Paintings are very interesting from a cultural perspective is it present almost in each arabic house.
There are three main architectural styles on the Arabic peninsula: western, central, and southern.
On the western coast, the climate is hot and humid, and the houses are built to maximise the movement of the air through the rooms. The windows are built to catch the wind, there are often straight lines through the house, and the ceilings have ventilation openings to let the rising warm air out.
In the central parts and towards the east, the climate is hot and dry, but the temperature changes between the day and night are big, so the houses and streets are built to provide the maximin shadow while they accumulate warmth or cold.
The thick mud walls cool down during the night, so the houses are pleasantly cool during the day hours, and towards the evening people move out to courtyards. Then, when the cold night air forces them to go inside, the house is nice and warm until the morning hours.
The third style is found in the south, on the high altitudes, where it is cooler and where it rains more.
In a short a fast detailed - from the street, one enters the house through an elaborate doorway and steps into an entrance hall known as a dihliz.
The ground or entrance floor is reserved for men, and one never risks meeting an unveiled woman there.
The upper floors belong to the women, and a visitor cannot go upstairs without an escort.
The entrance hall floor is covered with sand or a kind of mortar called tubtab.
On one or both sides of the entrance hall are raised benches where the master of the house sits and receives casual visitors, drinks tea with them and smokes his water pipe, or shishah.
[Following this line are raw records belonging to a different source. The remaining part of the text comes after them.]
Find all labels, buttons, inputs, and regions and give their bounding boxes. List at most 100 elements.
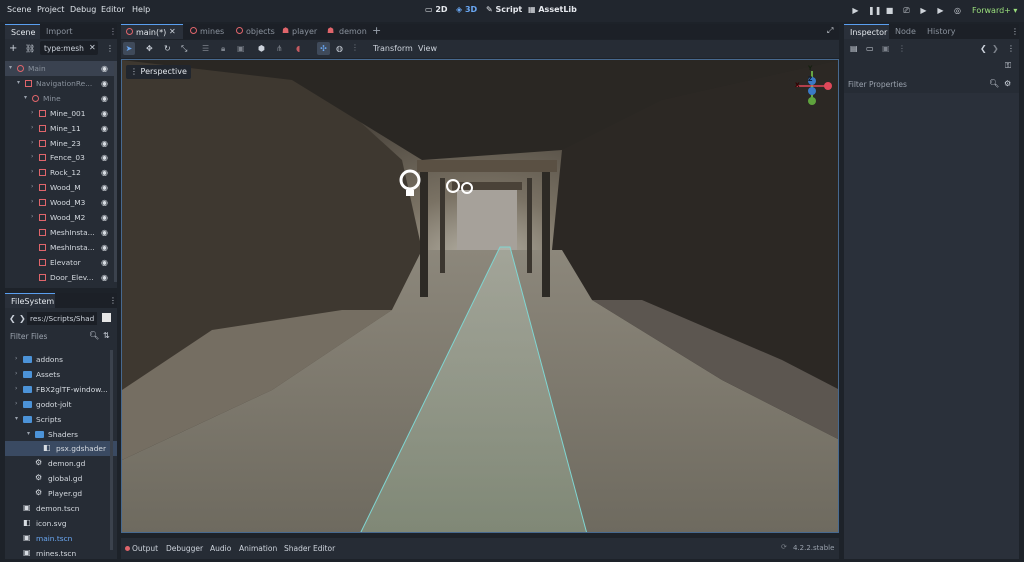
scene-tree-row[interactable]: › Mine_23 ◉ xyxy=(5,136,117,151)
version-label[interactable]: 4.2.2.stable xyxy=(793,544,834,552)
filesystem-item[interactable]: › addons xyxy=(5,352,117,367)
scene-tree-scrollbar[interactable] xyxy=(114,62,117,282)
clear-filter-icon[interactable]: ✕ xyxy=(89,43,96,52)
gizmo-x-axis[interactable]: X xyxy=(795,82,800,89)
add-tab-icon[interactable]: + xyxy=(372,24,381,37)
dock-menu-icon[interactable]: ⋮ xyxy=(109,296,117,305)
expand-arrow-icon[interactable]: › xyxy=(31,183,33,190)
visibility-eye-icon[interactable]: ◉ xyxy=(101,213,108,222)
play-icon[interactable]: ▶ xyxy=(851,6,860,15)
list-select-icon[interactable]: ☰ xyxy=(202,44,209,53)
tab-node[interactable]: Node xyxy=(889,24,921,39)
visibility-eye-icon[interactable]: ◉ xyxy=(101,139,108,148)
new-resource-icon[interactable]: ▤ xyxy=(850,44,858,53)
expand-arrow-icon[interactable]: › xyxy=(31,198,33,205)
save-resource-icon[interactable]: ▣ xyxy=(882,44,890,53)
filesystem-item[interactable]: ⚙ demon.gd xyxy=(5,456,117,471)
scene-tab-main[interactable]: main(*) ✕ xyxy=(121,24,183,39)
expand-arrow-icon[interactable]: › xyxy=(15,355,17,362)
sort-icon[interactable]: ⇅ xyxy=(103,331,110,340)
inspector-options-icon[interactable]: ⚙ xyxy=(1004,79,1011,88)
menu-editor[interactable]: Editor xyxy=(101,5,125,14)
filesystem-item[interactable]: ▾ Scripts xyxy=(5,412,117,427)
back-icon[interactable]: ❮ xyxy=(9,314,16,323)
pause-icon[interactable]: ❚❚ xyxy=(868,6,881,15)
environment-icon[interactable]: ◍ xyxy=(336,44,343,53)
transform-menu[interactable]: Transform xyxy=(373,44,413,53)
visibility-eye-icon[interactable]: ◉ xyxy=(101,109,108,118)
split-view-icon[interactable] xyxy=(102,313,111,322)
scene-tab-demon[interactable]: ☗ demon xyxy=(325,24,371,39)
movie-maker-icon[interactable]: ◎ xyxy=(953,6,962,15)
scene-tab-objects[interactable]: objects xyxy=(232,24,282,39)
filesystem-item[interactable]: ▣ main.tscn xyxy=(5,531,117,546)
expand-arrow-icon[interactable]: › xyxy=(31,139,33,146)
filter-files-input[interactable]: Filter Files xyxy=(5,330,91,343)
expand-arrow-icon[interactable]: ▾ xyxy=(24,94,27,101)
scene-filter-input[interactable]: type:mesh ✕ xyxy=(40,41,98,55)
filesystem-scrollbar[interactable] xyxy=(110,350,113,550)
scene-tab-player[interactable]: ☗ player xyxy=(279,24,321,39)
visibility-eye-icon[interactable]: ◉ xyxy=(101,153,108,162)
play-scene-icon[interactable]: ▶ xyxy=(919,6,928,15)
tab-history[interactable]: History xyxy=(921,24,963,39)
bottom-tab-audio[interactable]: Audio xyxy=(210,544,231,553)
scale-tool-icon[interactable]: ⤡ xyxy=(181,44,187,54)
filesystem-item[interactable]: ◧ psx.gdshader xyxy=(5,441,117,457)
bottom-tab-debugger[interactable]: Debugger xyxy=(166,544,203,553)
expand-arrow-icon[interactable]: › xyxy=(31,168,33,175)
filesystem-item[interactable]: › godot-jolt xyxy=(5,397,117,412)
scene-tree-row[interactable]: › Wood_M2 ◉ xyxy=(5,210,117,225)
expand-arrow-icon[interactable]: › xyxy=(31,124,33,131)
expand-arrow-icon[interactable]: ▾ xyxy=(17,79,20,86)
tab-filesystem[interactable]: FileSystem xyxy=(5,293,55,308)
group-icon[interactable]: ▣ xyxy=(237,44,245,53)
scene-tree-row[interactable]: › Fence_03 ◉ xyxy=(5,150,117,165)
expand-arrow-icon[interactable]: › xyxy=(15,385,17,392)
menu-debug[interactable]: Debug xyxy=(70,5,96,14)
camera-preview-icon[interactable]: ◖ xyxy=(296,44,300,53)
view-menu[interactable]: View xyxy=(418,44,437,53)
filesystem-item[interactable]: ⚙ global.gd xyxy=(5,471,117,486)
filesystem-item[interactable]: ▾ Shaders xyxy=(5,427,117,442)
gizmo-y-axis[interactable]: Y xyxy=(808,65,812,72)
local-space-icon[interactable]: ⬢ xyxy=(258,44,265,53)
remote-debug-icon[interactable]: ⎚ xyxy=(902,6,911,15)
viewport-3d[interactable]: ⋮ Perspective Y X Z xyxy=(121,59,839,533)
scene-tree-row[interactable]: ▾ Main ◉ xyxy=(5,61,117,76)
expand-arrow-icon[interactable]: › xyxy=(15,370,17,377)
workspace-3d-button[interactable]: ◈ 3D xyxy=(456,5,477,14)
scene-tree-row[interactable]: Door_Elev... ◉ xyxy=(5,270,117,285)
expand-arrow-icon[interactable]: ▾ xyxy=(15,415,18,422)
filesystem-item[interactable]: ⚙ Player.gd xyxy=(5,486,117,501)
history-list-icon[interactable]: ⋮ xyxy=(1007,44,1015,53)
scene-options-icon[interactable]: ⋮ xyxy=(106,44,114,53)
menu-help[interactable]: Help xyxy=(132,5,150,14)
link-icon[interactable]: ⛓ xyxy=(25,44,35,53)
gizmo-z-axis[interactable]: Z xyxy=(808,76,812,83)
rotate-tool-icon[interactable]: ↻ xyxy=(164,44,171,53)
lock-icon[interactable]: 🔒︎ xyxy=(221,44,225,54)
scene-tree-row[interactable]: › Mine_11 ◉ xyxy=(5,121,117,136)
menu-project[interactable]: Project xyxy=(37,5,64,14)
toggle-grid-icon[interactable]: ✣ xyxy=(317,42,330,55)
select-tool-icon[interactable]: ➤ xyxy=(123,42,135,55)
visibility-eye-icon[interactable]: ◉ xyxy=(101,183,108,192)
scene-tree-row[interactable]: Elevator ◉ xyxy=(5,255,117,270)
visibility-eye-icon[interactable]: ◉ xyxy=(101,94,108,103)
workspace-assetlib-button[interactable]: ▦ AssetLib xyxy=(528,5,577,14)
snap-icon[interactable]: ⋔ xyxy=(276,44,283,53)
bottom-tab-shader-editor[interactable]: Shader Editor xyxy=(284,544,335,553)
scene-tree-row[interactable]: MeshInsta... ◉ xyxy=(5,240,117,255)
distraction-free-icon[interactable]: ⤢ xyxy=(827,26,833,36)
dock-menu-icon[interactable]: ⋮ xyxy=(1011,27,1019,36)
filesystem-item[interactable]: › FBX2glTF-window... xyxy=(5,382,117,397)
visibility-eye-icon[interactable]: ◉ xyxy=(101,273,108,282)
visibility-eye-icon[interactable]: ◉ xyxy=(101,79,108,88)
scene-tree-row[interactable]: › Wood_M ◉ xyxy=(5,180,117,195)
stop-icon[interactable]: ■ xyxy=(885,6,894,15)
bottom-tab-animation[interactable]: Animation xyxy=(239,544,277,553)
resource-menu-icon[interactable]: ⋮ xyxy=(898,44,906,53)
filter-properties-input[interactable]: Filter Properties 🔍︎ ⚙ xyxy=(844,76,1019,92)
menu-scene[interactable]: Scene xyxy=(7,5,31,14)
On either side of the entrance hall - sometimes on both sides - and raised above floor level, is an important sifting room called the maq'ad, which serves as a business office, or reception room for intimate friends.
It may also function as a sleeping room during hot summer afternoons, or as a storeroom for merchandise or luggage during the pilgrimage season.
Even in the most modest of houses, social activities play an important role; therefore the maq’ad is usually spacious, high-ceilinged and well-decorated. In older, wealthier houses, the maq’ad is replaced by an even more luxurious room known as the diwan, with carpets on the floor and cushions for sitting or reclining along the walls, where the men meet for receptions, take their dinner and talk business.
The advantage in beeing arab is that most arabian houses still retain the old character, in combining the old fashioned nature with the modern and luxury.